Negó suavemente y por unos instantes estuvo a punto de contar lo ocurrido, pero prefirió no hacerlo porque tenía la impresión de que era algo que únicamente a ella pertenecía.
— Naturalmente que no — replicó al fin tratando de desviarse del tema—. Es que tengo problemas en la hacienda. Cuatreros.
— ¿Indios?
— Esos no me preocupan. De tanto en tanto roban un par de vacas para comer, pero no es grave. Son los otros; las bandas organizadas que se llevan de golpe veinte o treinta cabezas y las pasan a Colombia. Día a día se envalentonan, y si les haces frente es peor. El mes pasado hirieron a un peón. Le metieron una bala en la rodilla y lo han dejado cojo para siempre.
— La culpa es tuya — sentenció su tía Encarnación que había insistido una y mil veces en el tema—. «La Hacienda Madre» es demasiado para una mujer. Deberías venderla e irte a Caracas. O a Europa, a vivir como una reina. Estás quemando tu vida inútilmente. ¡Y total para qué! ¡Ni siquiera tienes hijos que un día te agradezcan la herencia que les dejes! — Hizo una leve pausa y sus palabras tenían una marcada intención hiriente—. Ya no eres ninguna niсa, Celeste, y si no te diviertes ahora, nunca podrás hacerlo.
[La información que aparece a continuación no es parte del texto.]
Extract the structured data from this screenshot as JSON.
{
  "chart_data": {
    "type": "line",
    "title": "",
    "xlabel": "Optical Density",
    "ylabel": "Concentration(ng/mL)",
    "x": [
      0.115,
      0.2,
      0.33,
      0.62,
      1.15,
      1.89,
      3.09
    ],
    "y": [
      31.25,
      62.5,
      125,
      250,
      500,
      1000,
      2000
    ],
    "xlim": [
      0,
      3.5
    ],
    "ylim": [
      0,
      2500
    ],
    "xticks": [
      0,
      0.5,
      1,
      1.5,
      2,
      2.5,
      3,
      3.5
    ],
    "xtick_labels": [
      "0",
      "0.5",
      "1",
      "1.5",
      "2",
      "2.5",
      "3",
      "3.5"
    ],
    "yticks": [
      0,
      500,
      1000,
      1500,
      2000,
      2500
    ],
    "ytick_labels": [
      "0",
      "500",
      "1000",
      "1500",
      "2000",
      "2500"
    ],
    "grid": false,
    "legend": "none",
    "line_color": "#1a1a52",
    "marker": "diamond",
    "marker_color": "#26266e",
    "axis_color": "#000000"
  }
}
— Criar caballos me divierte — fue la seca respuesta—. Nada hay que me produzca más placer que lo que hago. — Agitó la cabeza mientras se servía un largo vaso de ron que apuró despacio, paladeándolo porque era el primero de la noche—. ¿Qué encontraría en Caracas? ¿O en Europa? ¿Tipos dispuestos a «entretener» a una llanera que apesta a cuadra? ¿Hermosos vestidos que me sentarían como a un caimán unas enaguas? ¿Gente fina que se reiría de mí? — Bebió de nuevo y comenzó a sentirse mejor—. No, tía… — aсadió—. Me conozco y conozco mis limitaciones: lo mío es el Llano y los caballos.
— Y el ron.
Alzó el vaso y lo contempló al trasluz.
— Y el ron, en efecto. Es lo único que contribuye a hacer la vida más agradable sin pedir nada a cambio.
— A la larga lo pide. Piensa en tu padre. Y en el tío Jorge…
¿De qué valía pensar en ellos? Poco importaban unos vasos de ron cuando las calurosas noches se hacían eternas o en el sopor de la inedia tarde la imaginación echaba a andar por sí sola hacia las cuadras en busca del recuerdo de un Facundo Camorra que se encontraba tan increíblemente dotado que podía penetrarla y sentarse en sus nalgas como si galopara sobre su nervioso caballejo blanquinegro.
A solas en la cama cayó de improviso en la cuenta de que a partir del tercer vaso de ron, cuando había dejado de importarle en absoluto el cotorreo de su tía y de sus primas, no era únicamente el rostro de Yaiza Perdomo el que regresaba una y otra vez a su memoria, sino también y con monótona insistencia, el del menor de sus hermanos; aquel del pelo rebelde y el pecho de toro; el que no había dicho una sola palabra pero cuyo rostro se le antojaba vagamente familiar.
A punto de dormirse, descubrió que en sus recuerdos, los rasgos de Asdrúbal Perdomo se entremezclaban con los ya casi olvidados de Facundo Camorra.